‘A Budget Unlike Any Other': Emanuel Delivers 2017 Budget Address in Chicago

Chicago Mayor Rahm Emanuel delivered his 2017 budget address Tuesday, hours after avoiding yet another major teachers strike in the city.

The proposed budget was one Emanuel claimed to be “unlike any other we have seen in recent memory.”

“It is a budget free of an immediate pension crisis, free of the black cloud of insolvency threatening the retirements of city employees and the financial future of Chicago," he said. 

Less than 12 hours before he took the podium, Emanuel faced down-to-the-wire negotiations with the Chicago Teachers Union, which ended with a tentative agreement just as the midnight deadline approached.

“I want to take a moment to recognize the good work at the negotiating table between Chicago Public Schools and the Chicago Teachers Union to reach a contract agreement,” Emanuel said. “Both sides worked in good faith to reach a deal, and as a result Chicago’s students are in class where they belong today, getting the education they deserve.”

The potential contract agreement meant Emanuel avoided having yet another citywide teachers strike during his time as mayor.

Part of the agreement involves additional revenue in TIF money. CPS had originally offered $32 million but now the mayor's office confirms $175 million will be set aside with $88 million of it going to Chicago Public Schools.

While pension problems and tax hikes have marred past budget addresses, Emanuel noted the city “is finally out of the pension penalty box.”

“Five years ago, Chicago was on the financial brink,” he said. “Today, Chicago is back on solid ground.”

In 2011, the city faced a $635 million annual deficit, Emanuel said, a deficit that has since been cut by 80 percent, bringing it to the lowest level in nearly a decade.

This year’s speech touched heavily on not just the progress made with teachers but also the city’s ongoing violence troubles.

With Chicago's soaring number of shootings and homicides making national headlines, the financially-strapped city is facing a so-called violence crisis. 

As part of his plan to combat that violence, Emanuel touched on an earlier announcement by Chicago Police Supt. Eddie Johnson, revealing the largest hiring effort in the city's police department in years. In that plan, which is expected to cost the city up to $50 million, the department will add nearly 1,000 new police officers over the next two years.

Still, it remains unclear how exactly the city will come up with those funds. 
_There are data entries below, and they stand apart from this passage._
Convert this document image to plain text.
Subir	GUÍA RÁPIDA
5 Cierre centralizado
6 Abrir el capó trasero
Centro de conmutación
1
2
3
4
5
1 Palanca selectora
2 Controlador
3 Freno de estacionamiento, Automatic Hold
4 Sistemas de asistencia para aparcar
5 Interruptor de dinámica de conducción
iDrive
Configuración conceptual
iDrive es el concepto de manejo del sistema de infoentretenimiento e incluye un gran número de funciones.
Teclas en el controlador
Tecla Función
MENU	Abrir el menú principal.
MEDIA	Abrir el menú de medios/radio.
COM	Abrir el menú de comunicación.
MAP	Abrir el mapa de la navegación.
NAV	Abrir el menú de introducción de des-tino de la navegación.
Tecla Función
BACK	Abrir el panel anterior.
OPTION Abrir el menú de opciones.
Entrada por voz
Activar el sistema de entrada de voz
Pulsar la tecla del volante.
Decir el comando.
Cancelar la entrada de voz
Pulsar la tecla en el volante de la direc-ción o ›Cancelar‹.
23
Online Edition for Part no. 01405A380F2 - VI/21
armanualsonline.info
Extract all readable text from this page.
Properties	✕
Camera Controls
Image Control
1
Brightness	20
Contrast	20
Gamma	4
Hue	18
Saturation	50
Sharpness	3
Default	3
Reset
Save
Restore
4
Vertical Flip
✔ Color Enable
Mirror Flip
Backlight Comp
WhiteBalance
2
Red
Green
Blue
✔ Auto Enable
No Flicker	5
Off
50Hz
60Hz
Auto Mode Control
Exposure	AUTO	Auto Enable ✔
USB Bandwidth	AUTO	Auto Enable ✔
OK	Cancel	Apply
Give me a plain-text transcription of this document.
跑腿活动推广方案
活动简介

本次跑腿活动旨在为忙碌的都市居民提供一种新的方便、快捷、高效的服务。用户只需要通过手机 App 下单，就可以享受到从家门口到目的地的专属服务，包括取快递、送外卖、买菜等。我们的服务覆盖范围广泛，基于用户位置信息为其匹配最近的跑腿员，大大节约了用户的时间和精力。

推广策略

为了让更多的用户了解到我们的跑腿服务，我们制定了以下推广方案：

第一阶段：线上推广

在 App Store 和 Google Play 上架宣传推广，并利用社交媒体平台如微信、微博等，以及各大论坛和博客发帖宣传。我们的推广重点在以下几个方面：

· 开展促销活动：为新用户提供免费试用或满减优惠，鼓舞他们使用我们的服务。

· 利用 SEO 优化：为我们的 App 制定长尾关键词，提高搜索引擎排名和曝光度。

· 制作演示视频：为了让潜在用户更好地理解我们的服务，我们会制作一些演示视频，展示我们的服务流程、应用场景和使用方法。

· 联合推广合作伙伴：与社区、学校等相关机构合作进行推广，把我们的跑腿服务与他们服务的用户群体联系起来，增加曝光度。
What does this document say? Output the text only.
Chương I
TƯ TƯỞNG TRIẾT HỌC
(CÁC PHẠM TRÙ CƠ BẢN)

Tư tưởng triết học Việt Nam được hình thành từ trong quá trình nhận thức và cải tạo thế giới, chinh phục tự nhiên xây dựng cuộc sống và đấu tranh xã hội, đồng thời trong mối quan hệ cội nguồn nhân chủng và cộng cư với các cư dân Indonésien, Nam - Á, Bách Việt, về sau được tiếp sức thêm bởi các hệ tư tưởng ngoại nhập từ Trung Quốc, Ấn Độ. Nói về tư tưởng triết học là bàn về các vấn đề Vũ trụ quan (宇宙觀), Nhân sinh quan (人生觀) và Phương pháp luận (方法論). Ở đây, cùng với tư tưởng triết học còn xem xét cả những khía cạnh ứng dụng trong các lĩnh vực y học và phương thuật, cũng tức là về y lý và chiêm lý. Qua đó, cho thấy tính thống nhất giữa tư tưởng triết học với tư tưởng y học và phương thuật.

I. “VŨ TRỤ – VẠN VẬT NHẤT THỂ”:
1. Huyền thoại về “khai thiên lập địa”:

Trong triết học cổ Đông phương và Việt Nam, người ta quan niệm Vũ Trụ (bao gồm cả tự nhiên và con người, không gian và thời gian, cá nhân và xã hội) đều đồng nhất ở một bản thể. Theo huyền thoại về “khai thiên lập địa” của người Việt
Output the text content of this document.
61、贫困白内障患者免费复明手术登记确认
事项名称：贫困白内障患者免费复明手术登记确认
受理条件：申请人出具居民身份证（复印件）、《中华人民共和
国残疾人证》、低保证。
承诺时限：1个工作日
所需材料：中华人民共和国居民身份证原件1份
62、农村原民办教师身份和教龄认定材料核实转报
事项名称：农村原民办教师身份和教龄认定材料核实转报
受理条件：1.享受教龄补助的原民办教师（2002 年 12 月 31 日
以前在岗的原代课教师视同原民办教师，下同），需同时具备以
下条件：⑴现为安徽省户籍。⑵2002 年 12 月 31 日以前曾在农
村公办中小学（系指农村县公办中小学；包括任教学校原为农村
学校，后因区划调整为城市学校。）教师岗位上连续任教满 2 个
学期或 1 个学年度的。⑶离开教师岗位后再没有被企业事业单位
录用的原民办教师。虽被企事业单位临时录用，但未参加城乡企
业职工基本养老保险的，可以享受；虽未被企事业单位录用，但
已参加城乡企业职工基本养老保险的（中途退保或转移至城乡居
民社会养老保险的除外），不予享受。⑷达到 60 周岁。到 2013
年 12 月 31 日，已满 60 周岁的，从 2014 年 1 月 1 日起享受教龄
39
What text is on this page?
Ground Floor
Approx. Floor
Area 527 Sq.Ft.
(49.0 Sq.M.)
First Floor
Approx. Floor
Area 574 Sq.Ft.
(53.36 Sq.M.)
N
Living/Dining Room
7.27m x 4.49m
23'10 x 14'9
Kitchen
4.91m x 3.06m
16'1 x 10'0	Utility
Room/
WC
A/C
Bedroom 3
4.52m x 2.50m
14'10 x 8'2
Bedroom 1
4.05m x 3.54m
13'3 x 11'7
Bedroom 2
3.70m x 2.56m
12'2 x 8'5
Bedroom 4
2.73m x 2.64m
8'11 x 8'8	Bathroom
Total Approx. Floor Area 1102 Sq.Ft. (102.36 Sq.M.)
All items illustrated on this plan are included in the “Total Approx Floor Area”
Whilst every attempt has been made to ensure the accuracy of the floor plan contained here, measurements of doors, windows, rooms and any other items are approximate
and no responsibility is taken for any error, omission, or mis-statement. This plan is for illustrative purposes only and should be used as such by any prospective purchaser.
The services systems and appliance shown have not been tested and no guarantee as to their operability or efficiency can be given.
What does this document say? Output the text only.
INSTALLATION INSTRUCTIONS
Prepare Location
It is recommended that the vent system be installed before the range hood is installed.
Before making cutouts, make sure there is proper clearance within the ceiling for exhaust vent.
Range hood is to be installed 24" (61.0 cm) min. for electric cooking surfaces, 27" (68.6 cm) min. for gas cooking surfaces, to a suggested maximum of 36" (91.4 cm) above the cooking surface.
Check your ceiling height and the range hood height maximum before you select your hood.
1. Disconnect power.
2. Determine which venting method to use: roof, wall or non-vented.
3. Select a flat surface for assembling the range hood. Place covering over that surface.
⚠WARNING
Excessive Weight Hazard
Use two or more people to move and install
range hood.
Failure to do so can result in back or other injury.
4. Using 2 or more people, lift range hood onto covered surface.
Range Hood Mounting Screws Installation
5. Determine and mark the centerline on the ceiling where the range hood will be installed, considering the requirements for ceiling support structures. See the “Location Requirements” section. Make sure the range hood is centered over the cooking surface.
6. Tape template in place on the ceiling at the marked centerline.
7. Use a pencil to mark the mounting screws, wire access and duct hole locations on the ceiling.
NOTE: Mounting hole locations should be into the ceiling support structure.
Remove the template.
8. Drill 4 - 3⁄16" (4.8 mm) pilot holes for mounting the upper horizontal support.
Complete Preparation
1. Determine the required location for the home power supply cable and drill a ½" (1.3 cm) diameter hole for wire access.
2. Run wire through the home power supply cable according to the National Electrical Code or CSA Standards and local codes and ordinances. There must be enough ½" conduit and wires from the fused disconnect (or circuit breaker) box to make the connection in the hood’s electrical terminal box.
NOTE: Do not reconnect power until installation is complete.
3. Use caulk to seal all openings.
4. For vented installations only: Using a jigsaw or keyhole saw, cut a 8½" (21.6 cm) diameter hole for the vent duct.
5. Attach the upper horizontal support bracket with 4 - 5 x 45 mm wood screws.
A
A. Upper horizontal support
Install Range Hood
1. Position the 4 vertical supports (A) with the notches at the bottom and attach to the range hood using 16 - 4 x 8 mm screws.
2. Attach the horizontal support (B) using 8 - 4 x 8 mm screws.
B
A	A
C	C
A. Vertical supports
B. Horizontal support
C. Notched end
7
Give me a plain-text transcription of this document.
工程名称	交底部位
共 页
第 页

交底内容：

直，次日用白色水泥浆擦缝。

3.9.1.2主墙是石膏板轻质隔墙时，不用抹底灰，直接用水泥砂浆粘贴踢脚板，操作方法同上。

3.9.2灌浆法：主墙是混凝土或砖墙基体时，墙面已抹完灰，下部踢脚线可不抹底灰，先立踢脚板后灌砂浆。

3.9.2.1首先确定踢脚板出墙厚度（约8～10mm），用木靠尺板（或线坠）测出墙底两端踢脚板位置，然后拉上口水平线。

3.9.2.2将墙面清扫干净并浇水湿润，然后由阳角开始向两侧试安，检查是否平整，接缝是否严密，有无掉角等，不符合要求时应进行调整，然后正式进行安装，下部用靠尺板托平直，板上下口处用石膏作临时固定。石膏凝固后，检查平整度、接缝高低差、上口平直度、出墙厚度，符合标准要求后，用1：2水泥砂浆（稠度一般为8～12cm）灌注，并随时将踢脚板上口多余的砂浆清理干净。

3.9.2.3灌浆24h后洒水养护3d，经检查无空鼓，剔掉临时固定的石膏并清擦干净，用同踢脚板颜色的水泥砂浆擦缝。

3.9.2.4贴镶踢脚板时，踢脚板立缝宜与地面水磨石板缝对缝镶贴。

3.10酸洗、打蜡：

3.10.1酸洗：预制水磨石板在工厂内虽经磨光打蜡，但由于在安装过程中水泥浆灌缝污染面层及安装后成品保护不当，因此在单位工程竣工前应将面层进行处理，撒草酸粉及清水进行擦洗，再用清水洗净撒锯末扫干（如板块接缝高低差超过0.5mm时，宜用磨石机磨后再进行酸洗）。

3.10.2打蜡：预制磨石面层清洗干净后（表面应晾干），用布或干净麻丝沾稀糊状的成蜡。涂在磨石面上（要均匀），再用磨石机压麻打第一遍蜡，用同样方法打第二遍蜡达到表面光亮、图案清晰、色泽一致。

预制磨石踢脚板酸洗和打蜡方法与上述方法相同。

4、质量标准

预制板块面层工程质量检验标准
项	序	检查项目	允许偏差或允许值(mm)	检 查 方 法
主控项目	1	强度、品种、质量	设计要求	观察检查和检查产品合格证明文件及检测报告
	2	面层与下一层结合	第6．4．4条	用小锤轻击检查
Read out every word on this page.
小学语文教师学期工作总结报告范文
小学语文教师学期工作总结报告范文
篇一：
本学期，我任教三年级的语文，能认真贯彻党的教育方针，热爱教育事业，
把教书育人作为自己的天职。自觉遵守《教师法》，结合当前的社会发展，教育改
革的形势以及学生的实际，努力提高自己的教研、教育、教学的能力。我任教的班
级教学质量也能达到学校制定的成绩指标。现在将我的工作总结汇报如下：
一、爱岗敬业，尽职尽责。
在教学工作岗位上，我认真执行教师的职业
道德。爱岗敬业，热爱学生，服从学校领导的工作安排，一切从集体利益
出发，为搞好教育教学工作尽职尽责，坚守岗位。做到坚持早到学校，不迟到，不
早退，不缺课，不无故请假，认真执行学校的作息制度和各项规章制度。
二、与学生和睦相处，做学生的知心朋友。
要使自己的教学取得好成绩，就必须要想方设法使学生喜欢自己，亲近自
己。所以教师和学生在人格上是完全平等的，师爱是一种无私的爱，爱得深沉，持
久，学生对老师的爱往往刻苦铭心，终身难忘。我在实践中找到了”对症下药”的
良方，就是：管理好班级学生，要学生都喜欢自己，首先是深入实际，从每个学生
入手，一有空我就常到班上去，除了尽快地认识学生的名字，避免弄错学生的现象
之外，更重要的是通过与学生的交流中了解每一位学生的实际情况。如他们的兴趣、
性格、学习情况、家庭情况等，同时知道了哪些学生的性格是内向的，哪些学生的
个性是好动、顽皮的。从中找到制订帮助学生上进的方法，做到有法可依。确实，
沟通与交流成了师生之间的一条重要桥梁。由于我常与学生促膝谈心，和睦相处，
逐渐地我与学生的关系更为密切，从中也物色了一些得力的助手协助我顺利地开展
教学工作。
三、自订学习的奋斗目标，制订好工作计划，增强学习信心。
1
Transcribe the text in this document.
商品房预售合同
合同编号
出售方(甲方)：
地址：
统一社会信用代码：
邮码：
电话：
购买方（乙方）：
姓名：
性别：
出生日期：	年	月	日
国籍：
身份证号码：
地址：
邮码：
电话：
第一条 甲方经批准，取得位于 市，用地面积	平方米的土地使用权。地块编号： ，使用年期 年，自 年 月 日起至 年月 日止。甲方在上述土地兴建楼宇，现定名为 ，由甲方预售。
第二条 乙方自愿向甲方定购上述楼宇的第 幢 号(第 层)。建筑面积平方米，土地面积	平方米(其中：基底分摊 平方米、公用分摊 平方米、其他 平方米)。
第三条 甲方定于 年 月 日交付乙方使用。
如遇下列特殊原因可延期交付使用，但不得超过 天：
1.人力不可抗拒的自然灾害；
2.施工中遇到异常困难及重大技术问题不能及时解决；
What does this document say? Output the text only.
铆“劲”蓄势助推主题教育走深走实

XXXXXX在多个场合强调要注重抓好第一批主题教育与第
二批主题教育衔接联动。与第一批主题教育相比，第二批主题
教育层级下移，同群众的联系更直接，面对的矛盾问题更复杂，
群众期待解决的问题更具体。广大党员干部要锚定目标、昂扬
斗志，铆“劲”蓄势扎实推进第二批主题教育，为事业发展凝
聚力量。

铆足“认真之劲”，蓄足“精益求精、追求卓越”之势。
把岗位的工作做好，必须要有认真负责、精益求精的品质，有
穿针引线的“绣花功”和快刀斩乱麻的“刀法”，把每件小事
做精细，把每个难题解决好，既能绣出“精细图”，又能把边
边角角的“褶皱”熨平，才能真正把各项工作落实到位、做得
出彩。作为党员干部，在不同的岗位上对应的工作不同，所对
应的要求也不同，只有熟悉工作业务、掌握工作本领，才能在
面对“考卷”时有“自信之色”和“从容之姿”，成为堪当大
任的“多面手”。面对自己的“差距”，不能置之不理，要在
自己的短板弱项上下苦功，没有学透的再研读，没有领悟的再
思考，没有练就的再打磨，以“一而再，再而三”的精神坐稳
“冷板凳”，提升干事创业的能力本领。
The speech comes after the police department also unveiled a new draft policy regarding officers' use of force following criticism over the killing of Laquan McDonald, a Chicago teen who was shot by a police officer 16 times.

It also follows an earlier speech on violence, where Emanuel called on residents and politicians as he laid out a three-point plan for fighting Chicago's ever-prominent crime problem.

“We all know that a lack of jobs and a lack of opportunity create a breeding ground for violence,” Emanuel said Tuesday. “We can invest in mentoring, and we will in this budget. We can invest in added police, and we will in this budget. We can invest in educational improvements, and we will in this budget. We can invest in transportation, and we will in this budget. We can invest in art, and we will in this budget. But if we are not also creating jobs and providing the skills for those jobs, we will be weakening our public safety efforts.”

Part of the budget presentation addressed the city’s rising minimum wage, which will soon be up to $11 an hour. It also touched on a new neighborhood-focused fund aimed at improving investments for businesses in the city’s most “resource-starved neighborhoods.”

Emanuel said he plans to add 2,000 summer jobs for young men in the city’s mentor program and increase after school programs to allow 1,000 more children to participate.

He also claimed nearly 60,000 CPS students will receive free eye care and more than 100,000 students will receive free dental care.

“Together, the people of Chicago are investing in the future,” Emanuel said. “Together, we are writing a new chapter in our city’s remarkable history. Do we have decades of underinvestment in neighborhoods which we must reverse? Yes. Do we have a major challenge with guns and gangs as we have for generations that we need to confront? Yes. Are these challenges, though, like the others we have successfully confronted, bigger than the collective will and spirit of the City of Chicago to solve? No. There is no challenge bigger than the will and capacity of this great city.”